December 9, 2004

Threading the Needle of Rights and Hauteur

Justin Katz

As the Providence Journal editorial board recently put it, when it comes to the Taricani affair, "there are no heroes here." Perhaps this is a glass-half-empty assessment, but the entire controversy has a feel more of competing negative claims than of balancing strong arguments.

Writing of the significantly different, but inherently related, Plame affair, Jonah Goldberg expresses one side thus:

But in all of this debate, what people seem to be overlooking is that journalists aren't always analogous to witnesses to crimes. Sometimes they're accomplices. Imagine that a vindictive government official wants to embarrass an opponent by leaking his tax returns. He steals them from confidential files and meets a reporter from the Times in a back alley. The reporter publishes them. It seems to me the reporter isn't a witness, he's an accessory. If it makes it easier to understand the point, imagine instead of tax returns it's plans for a cheap nuclear weapon al Qaeda could make.

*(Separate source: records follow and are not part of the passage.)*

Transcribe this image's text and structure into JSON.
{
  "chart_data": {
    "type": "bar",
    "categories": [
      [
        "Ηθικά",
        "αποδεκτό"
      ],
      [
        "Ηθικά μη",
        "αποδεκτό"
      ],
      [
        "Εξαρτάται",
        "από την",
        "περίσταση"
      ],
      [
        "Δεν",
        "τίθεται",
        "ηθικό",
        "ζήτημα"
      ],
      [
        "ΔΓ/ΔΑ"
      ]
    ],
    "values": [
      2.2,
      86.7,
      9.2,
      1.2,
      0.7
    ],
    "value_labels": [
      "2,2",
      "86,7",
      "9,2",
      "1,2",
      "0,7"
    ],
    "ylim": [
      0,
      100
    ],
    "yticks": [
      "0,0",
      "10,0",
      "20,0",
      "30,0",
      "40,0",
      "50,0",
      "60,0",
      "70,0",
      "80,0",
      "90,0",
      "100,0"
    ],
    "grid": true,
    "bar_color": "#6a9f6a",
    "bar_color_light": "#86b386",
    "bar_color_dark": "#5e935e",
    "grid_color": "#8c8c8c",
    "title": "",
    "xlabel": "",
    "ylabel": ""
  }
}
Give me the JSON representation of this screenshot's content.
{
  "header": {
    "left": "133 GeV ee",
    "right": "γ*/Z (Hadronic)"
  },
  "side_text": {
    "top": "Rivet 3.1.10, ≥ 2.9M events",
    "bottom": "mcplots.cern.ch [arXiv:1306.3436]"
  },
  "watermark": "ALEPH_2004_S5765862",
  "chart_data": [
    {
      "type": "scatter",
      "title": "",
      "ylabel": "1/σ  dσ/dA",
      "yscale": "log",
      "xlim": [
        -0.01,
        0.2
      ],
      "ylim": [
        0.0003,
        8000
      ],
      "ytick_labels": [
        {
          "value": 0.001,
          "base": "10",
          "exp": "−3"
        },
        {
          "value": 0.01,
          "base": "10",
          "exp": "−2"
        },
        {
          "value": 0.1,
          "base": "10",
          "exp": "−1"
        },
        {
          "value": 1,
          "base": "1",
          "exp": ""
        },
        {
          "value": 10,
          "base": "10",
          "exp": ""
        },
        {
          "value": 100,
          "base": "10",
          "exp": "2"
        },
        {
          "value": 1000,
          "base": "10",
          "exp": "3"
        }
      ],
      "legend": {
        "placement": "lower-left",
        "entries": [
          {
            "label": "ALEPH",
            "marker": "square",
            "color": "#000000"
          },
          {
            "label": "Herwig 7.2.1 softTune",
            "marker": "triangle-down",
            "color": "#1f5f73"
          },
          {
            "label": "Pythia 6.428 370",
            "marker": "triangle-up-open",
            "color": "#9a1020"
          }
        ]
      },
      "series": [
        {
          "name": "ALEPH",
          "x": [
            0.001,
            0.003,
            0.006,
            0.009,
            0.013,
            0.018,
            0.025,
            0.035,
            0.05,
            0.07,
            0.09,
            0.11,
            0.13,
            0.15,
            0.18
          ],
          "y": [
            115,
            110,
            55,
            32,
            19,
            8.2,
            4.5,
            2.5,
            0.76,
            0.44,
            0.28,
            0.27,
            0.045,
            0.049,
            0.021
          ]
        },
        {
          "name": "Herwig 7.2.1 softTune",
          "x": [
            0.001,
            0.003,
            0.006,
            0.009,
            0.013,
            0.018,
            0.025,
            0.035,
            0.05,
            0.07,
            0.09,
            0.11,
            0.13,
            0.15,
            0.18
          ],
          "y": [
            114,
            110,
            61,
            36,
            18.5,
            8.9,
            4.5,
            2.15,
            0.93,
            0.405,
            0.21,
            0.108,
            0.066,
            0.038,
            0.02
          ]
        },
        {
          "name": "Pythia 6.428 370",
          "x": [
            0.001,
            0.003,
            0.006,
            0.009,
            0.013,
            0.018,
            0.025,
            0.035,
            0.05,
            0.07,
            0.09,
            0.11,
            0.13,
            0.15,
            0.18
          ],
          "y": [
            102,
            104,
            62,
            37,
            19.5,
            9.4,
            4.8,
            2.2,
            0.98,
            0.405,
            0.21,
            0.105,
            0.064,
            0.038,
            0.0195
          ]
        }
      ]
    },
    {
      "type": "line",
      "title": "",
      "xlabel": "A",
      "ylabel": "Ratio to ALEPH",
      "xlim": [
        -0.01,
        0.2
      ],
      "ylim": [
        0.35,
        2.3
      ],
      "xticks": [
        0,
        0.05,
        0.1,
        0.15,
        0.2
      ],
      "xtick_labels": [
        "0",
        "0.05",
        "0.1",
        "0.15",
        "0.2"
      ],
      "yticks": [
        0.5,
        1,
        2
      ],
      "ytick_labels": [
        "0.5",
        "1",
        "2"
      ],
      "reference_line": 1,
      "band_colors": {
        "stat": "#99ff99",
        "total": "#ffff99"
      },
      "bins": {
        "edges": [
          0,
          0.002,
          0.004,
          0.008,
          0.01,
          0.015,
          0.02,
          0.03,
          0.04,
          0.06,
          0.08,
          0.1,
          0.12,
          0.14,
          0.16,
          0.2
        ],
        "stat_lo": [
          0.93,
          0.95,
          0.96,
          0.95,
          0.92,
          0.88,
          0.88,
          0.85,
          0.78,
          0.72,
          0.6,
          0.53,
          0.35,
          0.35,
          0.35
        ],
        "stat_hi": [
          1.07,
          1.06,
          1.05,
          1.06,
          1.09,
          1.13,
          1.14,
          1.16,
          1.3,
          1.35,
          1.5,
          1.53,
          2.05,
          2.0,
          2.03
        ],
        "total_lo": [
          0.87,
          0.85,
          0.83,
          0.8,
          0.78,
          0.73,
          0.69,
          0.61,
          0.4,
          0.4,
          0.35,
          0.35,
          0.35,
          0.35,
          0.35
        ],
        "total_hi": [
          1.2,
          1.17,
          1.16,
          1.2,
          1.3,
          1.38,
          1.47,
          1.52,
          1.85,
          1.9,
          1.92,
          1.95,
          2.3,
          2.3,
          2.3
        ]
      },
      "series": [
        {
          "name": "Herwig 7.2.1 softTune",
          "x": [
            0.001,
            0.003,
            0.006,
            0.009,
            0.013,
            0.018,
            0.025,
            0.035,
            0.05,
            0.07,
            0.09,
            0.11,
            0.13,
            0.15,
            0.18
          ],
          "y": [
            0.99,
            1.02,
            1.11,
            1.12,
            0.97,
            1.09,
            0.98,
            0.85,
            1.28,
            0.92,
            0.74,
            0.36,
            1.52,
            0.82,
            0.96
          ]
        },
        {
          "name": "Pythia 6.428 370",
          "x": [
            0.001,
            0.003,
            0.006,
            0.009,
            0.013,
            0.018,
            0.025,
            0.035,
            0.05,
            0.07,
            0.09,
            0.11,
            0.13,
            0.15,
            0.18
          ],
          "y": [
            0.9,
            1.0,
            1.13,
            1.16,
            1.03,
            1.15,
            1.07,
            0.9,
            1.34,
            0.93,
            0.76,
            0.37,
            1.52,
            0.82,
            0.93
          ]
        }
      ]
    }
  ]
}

On the other side, consider Mark Tapscott:

The Taricani and Miller cases signify a disturbing trend of government officials' resorting to subpoenas and criminal prosecutions to silence confidential sources, who would otherwise provide journalists with documents proving fraud, negligence or outright criminality in government.

Whether we see the line that we must walk as between important rights that we wish not to trample or between slippery-sloping pitfalls that we wish to avoid, the solution by which we tread must cover a variety of circumstances. In the case of Plame-Wilson, the journalists stand between the allegedly wronged couple and the executive branch (in one aspect or another). In the pre-Bevilacqua phase of the Taricani case, the journalist potentially stood between the executive branch and the judiciary itself. How do we balance the various claims of all involved branches (which will always include the judiciary), the journalists, and any other interested parties?

As a preliminary suggestion, intended to be honed through debate, I'd suggest that the law force the involvement of at least two branches of government. In some way or another (perhaps through the representation of the prosecutor), the executive would have to approve of court orders for revealed sources, and the judiciary would have to issue the orders. Perhaps there should be recourse to the legislature if either branch believes the other to be acting in bad faith.

As to who should be eligible to be counted as a journalist, I'm biased, of course, but I'd suggest that the answer be "anybody." The protection ought to flow through the action, not through some ostensibly unique status of the actor. If a person receives information for the purpose of publicizing it — and subsequently behaves accordingly — then it oughtn't matter whether the medium for doing so is given, bought, pursued, or constructed.